SCHWEIZER: Today, reenactment handcarts are pulled by a ma and a pa, and a group of teens all dressed up like pioneers. Picture them pulling an oversized wheelbarrow with two large wooden wheels. Over several days, they cover more than 20 miles of sagebrush stubbled plane.

It's late morning when these trekkers and their 17 handcarts come to the banks of the Sweetwater River at Martin's Cove in Central Wyoming. This is the place where the pioneers sought protection from the bitter wind and snow, but shelter was on the other side of the icy river. A missionary, Elder Joel Bingham, sets the scene for the 150 teens participating in this reenactment.

JOEL BINGHAM: Now you're not hungry. It's not 11 below zero, but try to think what's happening here happened then. Let's cross the river.

SCHWEIZER: The boys each lift a girl into their arms or onto their backs and wade into the water. Then the handcarts take the plunge. Back in 1856, it was also young men - rescue riders from Salt Lake City - who forded the river over and over to carry those too weak to cross on their own. Kari Kovach is one of the trek leaders for this group from Brighton, Colorado. She says the frozen river took a toll.

KARI KOVACH: They called them ice cakes - it was the big broken up chunks of ice that would float down the river.
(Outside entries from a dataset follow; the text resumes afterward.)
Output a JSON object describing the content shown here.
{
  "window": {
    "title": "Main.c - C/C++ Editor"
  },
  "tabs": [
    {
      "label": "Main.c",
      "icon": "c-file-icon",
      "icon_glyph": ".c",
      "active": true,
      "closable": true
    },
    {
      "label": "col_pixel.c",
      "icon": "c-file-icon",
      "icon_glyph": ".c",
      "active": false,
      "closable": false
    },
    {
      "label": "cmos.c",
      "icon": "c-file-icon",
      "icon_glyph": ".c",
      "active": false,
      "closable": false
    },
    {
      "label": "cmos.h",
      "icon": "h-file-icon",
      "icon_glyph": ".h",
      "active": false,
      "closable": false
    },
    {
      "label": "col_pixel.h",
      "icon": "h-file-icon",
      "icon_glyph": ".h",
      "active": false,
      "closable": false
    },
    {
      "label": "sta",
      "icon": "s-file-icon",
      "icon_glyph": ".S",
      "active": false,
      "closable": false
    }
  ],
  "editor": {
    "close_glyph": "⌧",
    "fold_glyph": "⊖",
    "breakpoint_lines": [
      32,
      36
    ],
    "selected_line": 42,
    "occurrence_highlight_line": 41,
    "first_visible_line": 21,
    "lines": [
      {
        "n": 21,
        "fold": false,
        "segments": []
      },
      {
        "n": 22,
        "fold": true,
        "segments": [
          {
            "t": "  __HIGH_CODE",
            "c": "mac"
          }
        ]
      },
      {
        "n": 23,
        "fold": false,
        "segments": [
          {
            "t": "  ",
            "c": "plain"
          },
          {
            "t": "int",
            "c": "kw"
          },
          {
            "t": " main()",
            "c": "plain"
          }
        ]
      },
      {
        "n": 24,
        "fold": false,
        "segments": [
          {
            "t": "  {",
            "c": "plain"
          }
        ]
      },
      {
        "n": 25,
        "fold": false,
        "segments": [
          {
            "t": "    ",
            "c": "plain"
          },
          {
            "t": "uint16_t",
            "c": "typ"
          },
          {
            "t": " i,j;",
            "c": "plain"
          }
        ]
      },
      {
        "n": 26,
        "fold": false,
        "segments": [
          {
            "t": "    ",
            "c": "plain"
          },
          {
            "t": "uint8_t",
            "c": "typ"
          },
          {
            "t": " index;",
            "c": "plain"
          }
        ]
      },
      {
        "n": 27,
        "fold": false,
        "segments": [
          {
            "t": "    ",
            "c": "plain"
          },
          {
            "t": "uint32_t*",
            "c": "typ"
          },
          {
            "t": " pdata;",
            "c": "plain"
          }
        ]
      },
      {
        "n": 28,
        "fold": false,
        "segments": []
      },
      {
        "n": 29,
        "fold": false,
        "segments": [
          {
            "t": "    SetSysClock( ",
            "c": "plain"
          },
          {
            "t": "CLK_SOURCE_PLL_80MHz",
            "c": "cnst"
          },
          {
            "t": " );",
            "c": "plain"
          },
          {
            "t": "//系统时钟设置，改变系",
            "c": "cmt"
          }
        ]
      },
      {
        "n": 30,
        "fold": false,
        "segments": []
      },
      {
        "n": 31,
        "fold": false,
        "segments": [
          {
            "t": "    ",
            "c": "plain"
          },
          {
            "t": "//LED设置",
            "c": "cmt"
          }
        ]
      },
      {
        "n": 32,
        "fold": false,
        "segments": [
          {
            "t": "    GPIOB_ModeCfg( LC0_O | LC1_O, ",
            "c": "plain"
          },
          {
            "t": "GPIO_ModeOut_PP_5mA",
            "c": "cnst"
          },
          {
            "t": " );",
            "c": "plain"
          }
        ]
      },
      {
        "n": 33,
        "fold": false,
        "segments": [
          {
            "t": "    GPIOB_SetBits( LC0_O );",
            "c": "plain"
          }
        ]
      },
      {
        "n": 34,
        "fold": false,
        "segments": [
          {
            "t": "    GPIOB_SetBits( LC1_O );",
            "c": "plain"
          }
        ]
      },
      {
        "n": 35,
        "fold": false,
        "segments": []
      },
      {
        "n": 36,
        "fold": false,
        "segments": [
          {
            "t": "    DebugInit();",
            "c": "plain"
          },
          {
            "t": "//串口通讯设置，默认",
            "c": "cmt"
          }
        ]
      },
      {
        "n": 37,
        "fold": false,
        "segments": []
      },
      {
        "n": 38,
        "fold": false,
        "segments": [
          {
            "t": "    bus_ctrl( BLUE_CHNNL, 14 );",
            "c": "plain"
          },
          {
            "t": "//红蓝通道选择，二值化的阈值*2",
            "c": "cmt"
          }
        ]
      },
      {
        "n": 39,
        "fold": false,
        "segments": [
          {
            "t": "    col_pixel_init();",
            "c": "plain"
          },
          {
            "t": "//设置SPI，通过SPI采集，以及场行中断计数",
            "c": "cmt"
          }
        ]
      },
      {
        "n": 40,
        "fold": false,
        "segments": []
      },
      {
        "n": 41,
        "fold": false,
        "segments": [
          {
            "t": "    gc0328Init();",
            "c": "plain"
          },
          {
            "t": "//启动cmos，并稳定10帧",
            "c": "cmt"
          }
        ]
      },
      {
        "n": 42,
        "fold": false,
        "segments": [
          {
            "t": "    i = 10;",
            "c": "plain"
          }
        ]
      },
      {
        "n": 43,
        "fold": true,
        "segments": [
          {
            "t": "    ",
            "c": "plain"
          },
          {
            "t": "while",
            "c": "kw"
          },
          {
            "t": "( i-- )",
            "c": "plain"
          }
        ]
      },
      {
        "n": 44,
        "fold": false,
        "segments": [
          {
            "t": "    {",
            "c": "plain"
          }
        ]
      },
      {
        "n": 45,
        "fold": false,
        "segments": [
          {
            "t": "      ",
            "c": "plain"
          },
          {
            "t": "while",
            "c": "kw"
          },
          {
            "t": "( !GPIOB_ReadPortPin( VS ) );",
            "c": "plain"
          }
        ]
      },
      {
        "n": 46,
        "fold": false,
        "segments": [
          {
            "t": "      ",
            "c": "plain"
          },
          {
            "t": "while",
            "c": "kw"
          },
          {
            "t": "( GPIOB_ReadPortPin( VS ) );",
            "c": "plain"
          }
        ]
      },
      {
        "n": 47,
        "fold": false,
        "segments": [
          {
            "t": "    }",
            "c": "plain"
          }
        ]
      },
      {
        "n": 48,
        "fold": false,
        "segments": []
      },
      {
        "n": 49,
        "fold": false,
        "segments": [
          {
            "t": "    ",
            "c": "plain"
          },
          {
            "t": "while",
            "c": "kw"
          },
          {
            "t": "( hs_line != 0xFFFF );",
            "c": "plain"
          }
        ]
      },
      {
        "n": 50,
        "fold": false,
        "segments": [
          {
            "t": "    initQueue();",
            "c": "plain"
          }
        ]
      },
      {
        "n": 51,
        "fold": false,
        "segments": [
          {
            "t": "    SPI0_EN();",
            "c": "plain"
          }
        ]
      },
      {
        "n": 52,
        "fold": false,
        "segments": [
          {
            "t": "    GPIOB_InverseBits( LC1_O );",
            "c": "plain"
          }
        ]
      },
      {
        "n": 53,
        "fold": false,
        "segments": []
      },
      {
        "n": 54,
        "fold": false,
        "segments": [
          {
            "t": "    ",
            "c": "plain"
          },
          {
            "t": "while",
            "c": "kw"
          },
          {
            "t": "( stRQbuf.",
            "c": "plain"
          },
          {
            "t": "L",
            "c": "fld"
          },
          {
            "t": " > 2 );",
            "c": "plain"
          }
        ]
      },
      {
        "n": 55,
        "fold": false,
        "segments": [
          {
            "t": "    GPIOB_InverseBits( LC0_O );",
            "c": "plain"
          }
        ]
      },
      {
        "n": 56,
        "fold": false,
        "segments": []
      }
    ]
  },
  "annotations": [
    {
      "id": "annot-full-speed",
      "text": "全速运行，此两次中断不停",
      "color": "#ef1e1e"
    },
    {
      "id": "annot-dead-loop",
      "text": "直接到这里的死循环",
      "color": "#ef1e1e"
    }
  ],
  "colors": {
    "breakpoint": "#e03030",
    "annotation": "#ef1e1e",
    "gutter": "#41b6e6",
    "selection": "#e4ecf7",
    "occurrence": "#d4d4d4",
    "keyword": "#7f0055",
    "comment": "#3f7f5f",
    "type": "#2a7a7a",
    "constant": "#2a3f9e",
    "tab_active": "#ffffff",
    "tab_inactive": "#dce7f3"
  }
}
And they said people had scars for the rest of their lives from the ice cutting them.

SCHWEIZER: Kari's son, 16-year-old Parley Kovach, carried seven girls across.

PARLEY KOVACH: Doing the river crossing just now, that brought me to tears when I was carrying the girls across the river.

SCHWEIZER: One of the girls carried across was 14-year-old Abbie Johnson.

ABBIE JOHNSON: You just felt loved and appreciated and all that type of stuff just because usually in these days, guys don't really do stuff like that anymore. So it was nice to be noticed and be appreciated and be taken care of.

P. KOVACH: Everyone just thinks that the stories are stories.

SCHWEIZER: Parley Kovach says the experience brought history alive for him.

P. KOVACH: They know about the pioneers and how they came across, but I don't think they realized how hard it was for them.

SCHWEIZER: That's the point, says Parley's dad, Kevin Kovach, to feel what it's like to save someone.

KEVIN KOVACH: And so giving them that experience to carry someone across and feel like they are - can be a rescuer. Whether it's in the worldly sense where we rescue people like a fireman or a policeman or something like that, that's great, but also in the spiritual sense where we can go out and we can help others. We can serve others.

SCHWEIZER: And Kevin's wife Kari Kovach says the reenactment honors the original pioneers.

KARI KOVACH: You know, I see with these pioneers did. And every time we come, it's almost like you can feel their presence is here saying look what we did, and we did it for you.

SCHWEIZER: The 1856 handcart disaster has become an enduring symbol of faith and sacrifice. It's in memory of those ancestors who risked so much for their faith that Mormon teens retrace their steps each year.